Joe Buck Keeps It Simple – And It Works Wonders
Good for Joe Buck and good for HBO. Tuesday night’s second installment of Joe Buck Live was a markedly different show than the June premiere, and all the differences were improvements.
Actually it was really just one difference: the show wasn’t so forced and it just let Buck stay in his comfort zone. They booked good guests and Buck to his credit just got out of the way. Completely missing were any awkward attempts at humor, or any of the perceived arrogance that Buck gets ripped for by his detractors.
Instead, the show opened with a taped wink at the Artie Lange situation, and then got right to the meat – the interviews.
A panel of former star quarterbacks was entertaining, though you kept hoping for Joe Namath – who always looked a second away from saying or doing something nuts — to try and plant one on Buck. Guess he’s no Suzy Kolber.

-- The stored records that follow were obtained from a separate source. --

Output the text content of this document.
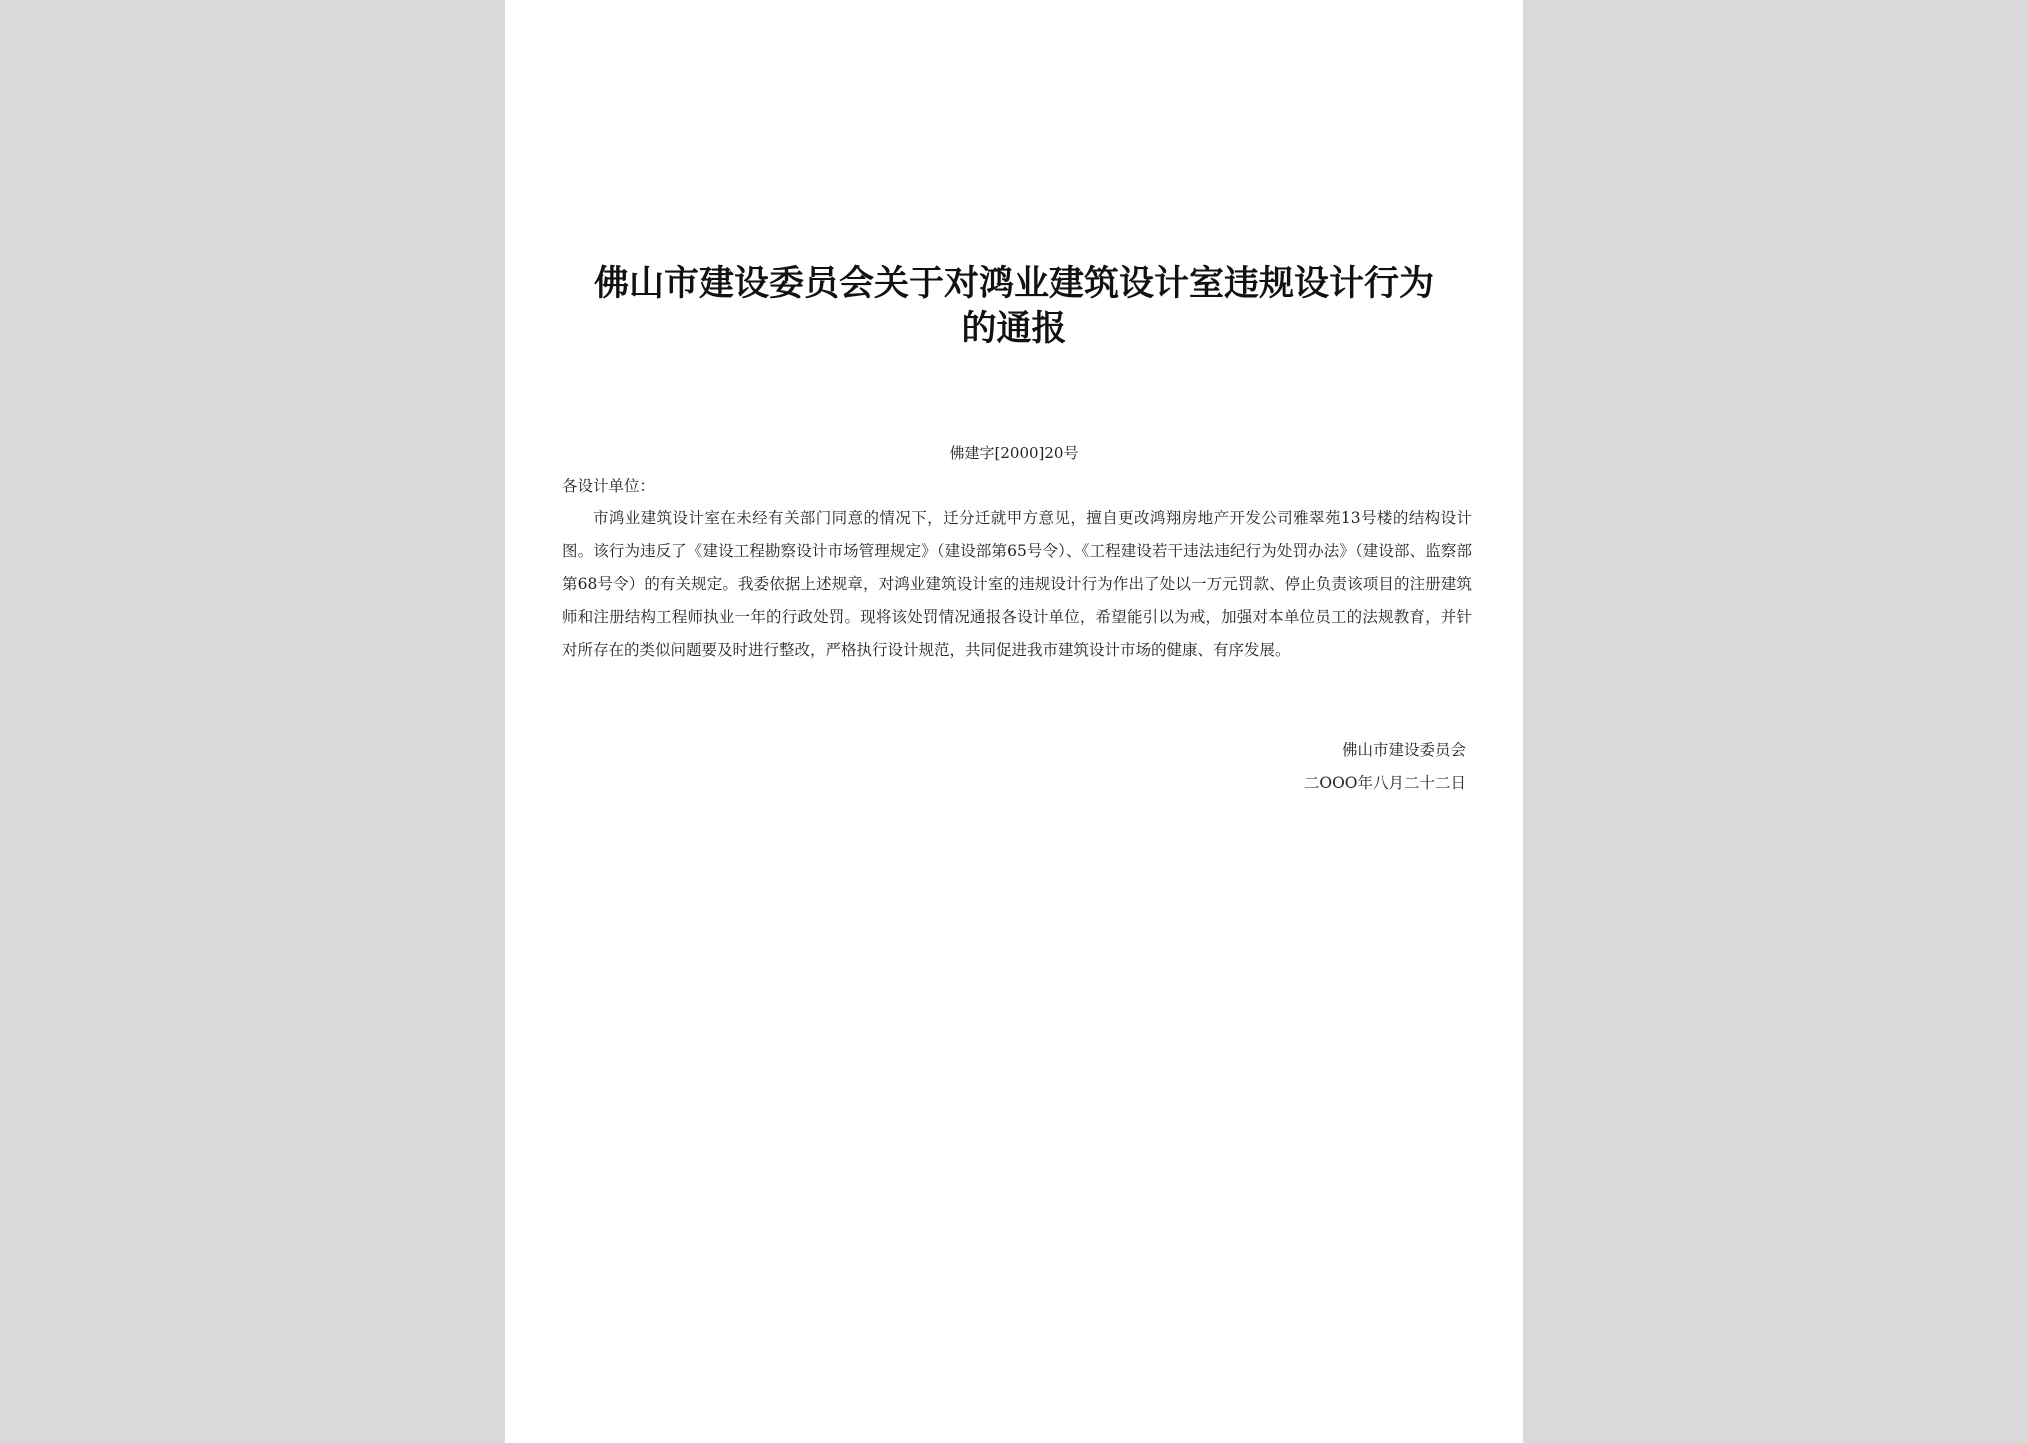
佛山市建设委员会关于对鸿业建筑设计室违规设计行为
的通报
佛建字[2000]20号
各设计单位：
市鸿业建筑设计室在未经有关部门同意的情况下，迁分迁就甲方意见，擅自更改鸿翔房地产开发公司雅翠苑13号楼的结构设计图。该行为违反了《建设工程勘察设计市场管理规定》（建设部第65号令）、《工程建设若干违法违纪行为处罚办法》（建设部、监察部第68号令）的有关规定。我委依据上述规章，对鸿业建筑设计室的违规设计行为作出了处以一万元罚款、停止负责该项目的注册建筑师和注册结构工程师执业一年的行政处罚。现将该处罚情况通报各设计单位，希望能引以为戒，加强对本单位员工的法规教育，并针对所存在的类似问题要及时进行整改，严格执行设计规范，共同促进我市建筑设计市场的健康、有序发展。
佛山市建设委员会
二OOO年八月二十二日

Next was a pairing with Jerry Jones and Mark Cuban, which was tame but interesting.
That was followed by an interview with Curt Schilling, who broke some news by saying he wasn’t running for Ted Kennedy’s seat, and also had some interesting words about Roger Clemens.
The show ended with a Buck monologue that was quick and solid, as much making strong points as trying to be funny. It worked.
When I spoke with Buck before his first show, I wrote he needed to be more Bob Costas than Bob Saget. The first show was, well, a first show. This version was much better when it stopped trying so hard.
After the premiere, I gave three pieces of advice, which were not to make the show live, not to have an overarching theme throughout the show, and to book Artie Lange in episode 2.
While the show was still live, the other two happened, and they both helped.
While doing four shows a year leaves zero chance of ever building any sort of rhythm, if Tuesday was any indication, the show will probably get better in its third episode.
There is still room for improvement. Buck needs to get more comfortable going back after his interview subjects when they dodge a question. They will hopefully drop the audience question segment, which took up too much of the block with the QBs (or at least add in questions via Twitter and such to rope in the viewers). And little talk show pet peeves like having three chairs on stage for a two-guest segment should get smoothed out.
After this showing, Buck and the producers may regain some confidence to add a little more of Buck’s personality back into the show. Here’s hoping they walk that line very carefully and not wade back into too much silliness.
HBO’s audience is used to a show like this – book great guests and leave the snark and the screaming to the Internet and everywhere else. God forbid you just have a quality show without a YouTube moment.